資産規模が約7600億ウォンのソデグノンヒョプは2024年5月と2024年4月の二度にわたり適時是正措置を受けた。2年連続の経営実態評価で資産健全性が4等級と評価されたためである。2024年6月末時点のソデグノンヒョプの損失リスク加重与信比率は30.75%で、2024年末(27.1%)より3.6%ポイント(P)上昇した。これは不良につながる可能性が高い貸出比率が増えていることを意味する。
地域の農協・畜協が景気低迷と不動産市況悪化で苦境にある。資産規模が5000億ウォン未満の中小型組合は合併勧告を受けている。
5日、地域の農・畜協の2024年随時公示を調査した結果、計1110組合のうち15カ所が適時是正措置を受けた。適時是正措置は農協中央会の経営実態評価で4等級(脆弱)または5等級(危険)を受けた場合に下される。3等級(普通)でも、資産健全性など特定部門が脆弱と評価された場合に下されることがある。
適時是正措置は経営改善の勧告・要求・命令の3段階に分かれ、適時是正措置を受けた組合は不良を一掃するため、▲資産売却▲資本増強▲店舗縮小などの措置を取らなければならない。
2024年6月末時点で資産規模3189億ウォンのヨンサンノンヒョプは、純資本比率が5%を下回り2024年9月に適時是正措置を受け、合併勧告を受けた。組合の純資本が枯渇し損失を吸収する能力がないと判断されたためである。資産規模1367億ウォンのジャンアムノンヒョプも、適時是正措置に従い他の組合との合併を進めることにした。
地方の農・畜協の健全性が悪化しているのは、地方を中心に景気低迷が続いているためである。景気悪化で借り手が債務を返済できず、農・畜協が実行した貸出で不良が発生している。不動産市況の不振も重なり、不動産プロジェクトファイナンス(PF・Project Financing)でも不良が続いている。
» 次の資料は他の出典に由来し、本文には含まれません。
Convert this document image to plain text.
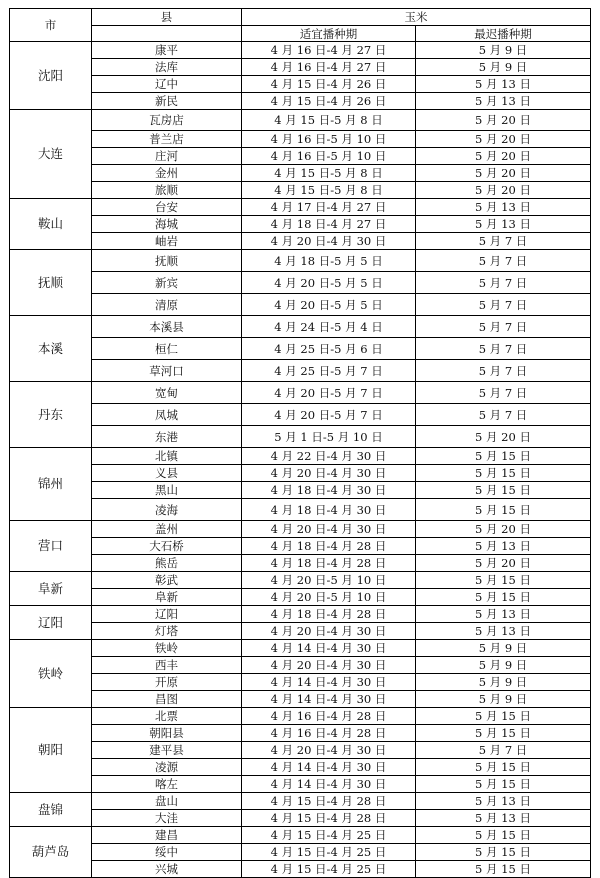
市	县	玉米	
		适宜播种期	最迟播种期
沈阳	康平	4 月 16 日-4 月 27 日	5 月 9 日
	法库	4 月 16 日-4 月 27 日	5 月 9 日
	辽中	4 月 15 日-4 月 26 日	5 月 13 日
	新民	4 月 15 日-4 月 26 日	5 月 13 日
大连	瓦房店	4 月 15 日-5 月 8 日	5 月 20 日
	普兰店	4 月 16 日-5 月 10 日	5 月 20 日
	庄河	4 月 16 日-5 月 10 日	5 月 20 日
	金州	4 月 15 日-5 月 8 日	5 月 20 日
	旅顺	4 月 15 日-5 月 8 日	5 月 20 日
鞍山	台安	4 月 17 日-4 月 27 日	5 月 13 日
	海城	4 月 18 日-4 月 27 日	5 月 13 日
	岫岩	4 月 20 日-4 月 30 日	5 月 7 日
抚顺	抚顺	4 月 18 日-5 月 5 日	5 月 7 日
	新宾	4 月 20 日-5 月 5 日	5 月 7 日
	清原	4 月 20 日-5 月 5 日	5 月 7 日
本溪	本溪县	4 月 24 日-5 月 4 日	5 月 7 日
	桓仁	4 月 25 日-5 月 6 日	5 月 7 日
	草河口	4 月 25 日-5 月 7 日	5 月 7 日
丹东	宽甸	4 月 20 日-5 月 7 日	5 月 7 日
	凤城	4 月 20 日-5 月 7 日	5 月 7 日
	东港	5 月 1 日-5 月 10 日	5 月 20 日
锦州	北镇	4 月 22 日-4 月 30 日	5 月 15 日
	义县	4 月 20 日-4 月 30 日	5 月 15 日
	黑山	4 月 18 日-4 月 30 日	5 月 15 日
	凌海	4 月 18 日-4 月 30 日	5 月 15 日
营口	盖州	4 月 20 日-4 月 30 日	5 月 20 日
	大石桥	4 月 18 日-4 月 28 日	5 月 13 日
	熊岳	4 月 18 日-4 月 28 日	5 月 20 日
阜新	彰武	4 月 20 日-5 月 10 日	5 月 15 日
	阜新	4 月 20 日-5 月 10 日	5 月 15 日
辽阳	辽阳	4 月 18 日-4 月 28 日	5 月 13 日
	灯塔	4 月 20 日-4 月 30 日	5 月 13 日
铁岭	铁岭	4 月 14 日-4 月 30 日	5 月 9 日
	西丰	4 月 20 日-4 月 30 日	5 月 9 日
	开原	4 月 14 日-4 月 30 日	5 月 9 日
	昌图	4 月 14 日-4 月 30 日	5 月 9 日
朝阳	北票	4 月 16 日-4 月 28 日	5 月 15 日
	朝阳县	4 月 16 日-4 月 28 日	5 月 15 日
	建平县	4 月 20 日-4 月 30 日	5 月 7 日
	凌源	4 月 14 日-4 月 30 日	5 月 15 日
	喀左	4 月 14 日-4 月 30 日	5 月 15 日
盘锦	盘山	4 月 15 日-4 月 28 日	5 月 13 日
	大洼	4 月 15 日-4 月 28 日	5 月 13 日
葫芦岛	建昌	4 月 15 日-4 月 25 日	5 月 15 日
	绥中	4 月 15 日-4 月 25 日	5 月 15 日
	兴城	4 月 15 日-4 月 25 日	5 月 15 日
合併勧告が下されたチンジュクムゴンノンヒョプは、2024年だけで4回にわたり自己資本の5%を超える規模の不良が発生した。組合から資金を借りた企業が売上不振など事業悪化で返済できず、16億ウォンの損失を被った。これは2024年6月末時点の資本(39億7400万ウォン)の半分水準である。
農協中央会は2024年11月、「地域消滅と組合員減少、経営悪化などで長期的な経営安定性に危機が生じている」とし、経営革新課題の一つとして自立が難しいと判断される農・畜協に合併を勧告することにしたと明らかにした。
国会農林畜産食品海洋水産委員会所属のキム・ソンギョ国民の力議員によると、2024年8月時点の単位農協の共同貸出残高は23兆2384億ウォンで、延滞率は19.12%だった。延滞率は2023年末7.41%、2024年末13.62%と着実に上昇している。